The effectiveness of these apps relies on the number of people that downloaded them; a study from the University of Oxford showed that to bring an outbreak under control, at least 60% of the population have to enter a contact tracing system. Not even one country has taken-up this threshold yet.
Nevertheless, the situation improved after a surprising collaboration between two Tech Giants: Apple and Google.
Their joint effort led to a Bluetooth-based contact tracing system, directly built into their platforms (iOS and Android), with no external app requirement. Phones would anonymously keep track of other phones that were nearby. Users are still required to opt in for privacy reasons but they don’t have to download any external app.
- Prevention maps for identifying coronavirus hotspots
Facebook has been one of the first to exploit the power of AI: using anonymized data about people’s movements, it created accurate population density estimates, to understand when, where and with whom, people were moving and congregating.
This information has been essential for researchers to forecast how COVID-19 was spreading, to understand where stricter policies to reduce the proliferation were needed, and to allocate medical resources more effectively.
In general, AI can identify the most vulnerable regions, people and countries so that authorities can take measures accordingly.
- Development of drugs and vaccines
AI algorithms keep analysing the available data on COVID-19 to help in designing new drugs, and finding whether drugs previously used for other treatments, could also be an effective cure. One of the main reasons why AI research has proven to be more efficient than human research is because it can speed up drug testing processes and clinical trials during the development of a vaccine.
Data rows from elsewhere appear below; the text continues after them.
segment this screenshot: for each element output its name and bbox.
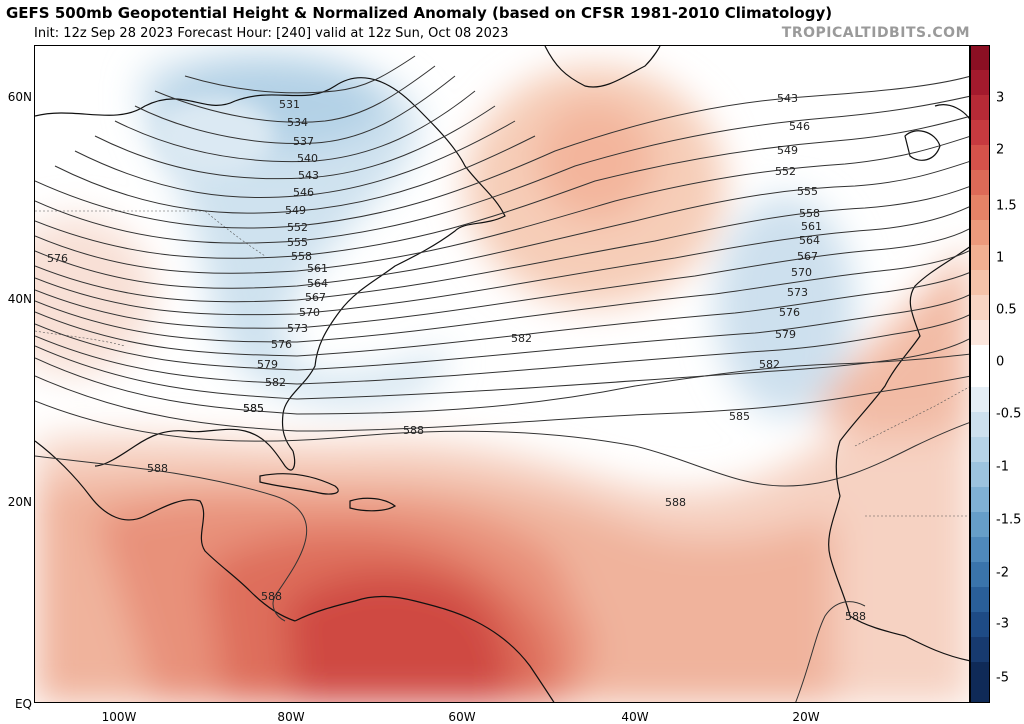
lon-label-100w: 100W: [101, 710, 137, 724]
lon-label-20w: 20W: [792, 710, 820, 724]
contour-label: 534: [287, 116, 308, 129]
contour-label: 546: [293, 186, 314, 199]
contour-label: 558: [291, 250, 312, 263]
contour-label: 585: [243, 402, 264, 415]
colorbar-label: -3: [996, 616, 1009, 632]
contour-label: 531: [279, 98, 300, 111]
contour-label: 588: [845, 610, 866, 623]
colorbar-label: 0: [996, 354, 1005, 370]
contour-label: 579: [775, 328, 796, 341]
contour-label: 588: [665, 496, 686, 509]
contour-label: 543: [777, 92, 798, 105]
contour-label: 549: [285, 204, 306, 217]
forecast-info: Init: 12z Sep 28 2023 Forecast Hour: [24…: [34, 26, 509, 41]
contour-label: 576: [779, 306, 800, 319]
contour-label: 555: [797, 185, 818, 198]
lon-label-40w: 40W: [621, 710, 649, 724]
colorbar-label: -0.5: [996, 406, 1022, 422]
coastlines: [35, 46, 969, 702]
contour-label: 540: [297, 152, 318, 165]
contour-labels: 531 534 537 540 543 546 549 552 555 558 …: [47, 92, 866, 623]
contour-label: 546: [789, 120, 810, 133]
lat-label-60n: 60N: [7, 90, 32, 104]
contour-label: 579: [257, 358, 278, 371]
contour-label: 537: [293, 135, 314, 148]
contour-label: 549: [777, 144, 798, 157]
contour-label: 564: [799, 234, 820, 247]
contour-label: 573: [787, 286, 808, 299]
contour-label: 567: [797, 250, 818, 263]
contour-label: 576: [271, 338, 292, 351]
colorbar-label: 0.5: [996, 302, 1017, 318]
contour-label: 561: [307, 262, 328, 275]
contour-label: 543: [298, 169, 319, 182]
colorbar-label: 2: [996, 142, 1005, 158]
contour-label: 588: [261, 590, 282, 603]
anomaly-shading: [35, 49, 969, 702]
contour-label: 570: [791, 266, 812, 279]
contour-label: 552: [775, 165, 796, 178]
contour-label: 570: [299, 306, 320, 319]
lat-label-eq: EQ: [14, 697, 32, 711]
anomaly-colorbar: [970, 45, 990, 703]
colorbar-label: -1.5: [996, 512, 1022, 528]
contour-label: 576: [47, 252, 68, 265]
colorbar-label: -5: [996, 670, 1009, 686]
contour-label: 585: [243, 402, 264, 415]
contour-label: 567: [305, 291, 326, 304]
lon-label-80w: 80W: [277, 710, 305, 724]
contour-label: 558: [799, 207, 820, 220]
colorbar-label: -1: [996, 459, 1009, 475]
contour-label: 573: [287, 322, 308, 335]
contour-label: 582: [511, 332, 532, 345]
contour-label: 582: [265, 376, 286, 389]
lon-label-60w: 60W: [448, 710, 476, 724]
contour-label: 555: [287, 236, 308, 249]
contour-label: 582: [759, 358, 780, 371]
colorbar-label: 3: [996, 90, 1005, 106]
colorbar-label: -2: [996, 565, 1009, 581]
page-title: GEFS 500mb Geopotential Height & Normali…: [6, 4, 833, 22]
lat-label-20n: 20N: [7, 495, 32, 509]
contour-label: 561: [801, 220, 822, 233]
political-borders: [35, 210, 969, 517]
contour-label: 564: [307, 277, 328, 290]
contour-label: 552: [287, 221, 308, 234]
colorbar-label: 1: [996, 250, 1005, 266]
contour-label: 588: [147, 462, 168, 475]
source-credit[interactable]: TROPICALTIDBITS.COM: [781, 25, 970, 41]
lat-label-40n: 40N: [7, 292, 32, 306]
height-contours: [35, 55, 969, 702]
contour-label: 585: [729, 410, 750, 423]
colorbar-label: 1.5: [996, 198, 1017, 214]
contour-label: 588: [403, 424, 424, 437]
anomaly-map[interactable]: 531 534 537 540 543 546 549 552 555 558 …: [34, 45, 970, 703]
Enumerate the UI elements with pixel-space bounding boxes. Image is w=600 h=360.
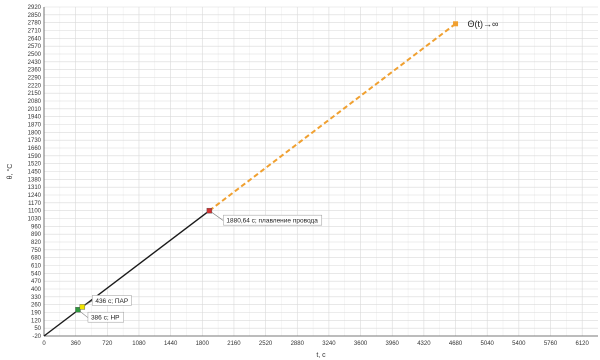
y-tick-label: 330 (31, 295, 42, 301)
x-tick-label: 3240 (322, 341, 336, 347)
x-tick-label: 4320 (417, 341, 431, 347)
x-tick-label: 4680 (449, 341, 463, 347)
x-tick-label: 5400 (512, 341, 526, 347)
x-tick-label: 6120 (575, 341, 589, 347)
asymptote-annotation: Θ(t)→∞ (468, 19, 499, 29)
y-tick-label: 1380 (28, 177, 42, 183)
x-tick-label: 2880 (291, 341, 305, 347)
y-tick-label: 1590 (28, 154, 42, 160)
x-axis-label: t, c (316, 352, 326, 359)
data-point-marker (206, 207, 213, 214)
x-tick-label: 1440 (164, 341, 178, 347)
y-tick-label: 120 (31, 318, 42, 324)
y-tick-label: 1940 (28, 115, 42, 121)
data-point-marker (79, 304, 86, 310)
y-tick-label: 1800 (28, 130, 42, 136)
x-tick-label: 2520 (259, 341, 273, 347)
y-tick-label: 820 (31, 240, 42, 246)
y-tick-label: 1660 (28, 146, 42, 152)
y-tick-label: 1100 (28, 209, 42, 215)
y-tick-label: 2570 (28, 44, 42, 50)
y-tick-label: 750 (31, 248, 42, 254)
grid-lines (43, 6, 598, 337)
y-tick-label: 470 (31, 279, 42, 285)
callout-label: 386 c; НР (91, 315, 120, 322)
y-tick-label: 540 (31, 271, 42, 277)
y-tick-label: 260 (31, 303, 42, 309)
x-tick-label: 360 (71, 341, 82, 347)
x-tick-label: 1800 (196, 341, 210, 347)
end-point-marker (453, 21, 459, 27)
y-tick-label: 2850 (28, 13, 42, 19)
y-tick-label: 2780 (28, 21, 42, 27)
y-tick-label: 1520 (28, 162, 42, 168)
x-tick-label: 0 (42, 341, 46, 347)
callout-label: 1880,64 c; плавление провода (226, 218, 318, 225)
axes (43, 7, 598, 337)
y-tick-label: 400 (31, 287, 42, 293)
y-tick-label: 1450 (28, 170, 42, 176)
callout-label: 436 c; ПАР (95, 298, 128, 305)
x-tick-label: 1080 (132, 341, 146, 347)
y-tick-label: 890 (31, 232, 42, 238)
y-tick-label: 680 (31, 256, 42, 262)
y-tick-label: 1730 (28, 138, 42, 144)
y-tick-label: 2500 (28, 52, 42, 58)
y-tick-label: 2640 (28, 36, 42, 42)
y-tick-label: 610 (31, 264, 42, 270)
x-tick-label: 5760 (544, 341, 558, 347)
y-tick-label: 1030 (28, 217, 42, 223)
y-tick-label: 2080 (28, 99, 42, 105)
series-lines (43, 22, 457, 337)
series-line-1 (208, 22, 457, 212)
x-tick-labels: 0 360 720 1080 1440 1800 2160 2520 2880 3240 3600 3… (42, 341, 589, 347)
y-tick-label: 1310 (28, 185, 42, 191)
y-tick-label: 2430 (28, 60, 42, 66)
y-tick-label: 1240 (28, 193, 42, 199)
y-tick-label: 2150 (28, 91, 42, 97)
y-tick-label: 50 (34, 326, 41, 332)
callout-box (223, 214, 323, 226)
y-tick-label: 2220 (28, 83, 42, 89)
x-tick-label: 720 (102, 341, 113, 347)
series-line-0 (43, 210, 210, 337)
y-tick-label: 2920 (28, 5, 42, 11)
y-tick-label: 190 (31, 311, 42, 317)
y-axis-label: θ, °C (6, 164, 14, 180)
data-markers: 386 c; НР 436 c; ПАР 1880,64 c; плавление … (75, 21, 459, 323)
y-tick-label: 1170 (28, 201, 42, 207)
data-point-marker (75, 307, 81, 313)
y-tick-label: 2290 (28, 76, 42, 82)
x-tick-label: 2160 (227, 341, 241, 347)
x-tick-label: 3600 (354, 341, 368, 347)
x-tick-label: 3960 (386, 341, 400, 347)
callout-box (87, 311, 124, 323)
y-tick-label: 960 (31, 224, 42, 230)
y-tick-label: 1870 (28, 123, 42, 129)
x-tick-label: 5040 (481, 341, 495, 347)
y-tick-label: 2710 (28, 29, 42, 35)
y-tick-label: -20 (32, 334, 41, 340)
callout-box (92, 295, 132, 306)
y-tick-label: 2360 (28, 68, 42, 74)
y-tick-label: 2010 (28, 107, 42, 113)
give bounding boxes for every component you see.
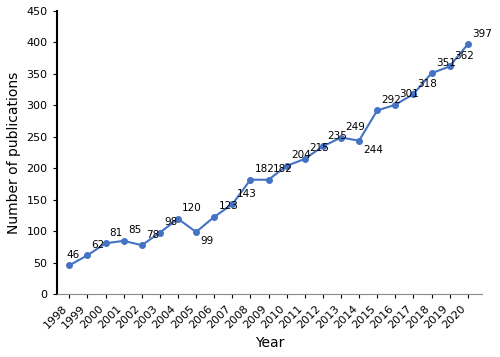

Furthermore, AI is being used to suggest components of a vaccine by understanding the viral protein structures.
Initially, AI was designed to overcome simpler problems, like winning a chess game; as of now, with the technological advancements, AI has become more and more sophisticated, solving complex problems more efficiently, rapidly, and at a lower cost.
Even though a pandemic wasn’t exactly what AI had been trained for, its role is now vital and is rightly used as a tool complementing human intelligence.
If on one hand the COVID-19 outbreak is still putting the global healthcare system under immense stress, on the other it is boosting a drastic change in Medicine. Innovation can lead to a brighter future in the field, concerning AI based faster and more accurate diagnosis, broader medical support, drug discovery and more efficient prevention. In the near future, companies such as the aforementioned BlueDot will prove more and more essential in warding off future coronavirus pandemics and venture capital is going to pour into healthcare to provide fresh impetus and motivation for brilliant and smart minds.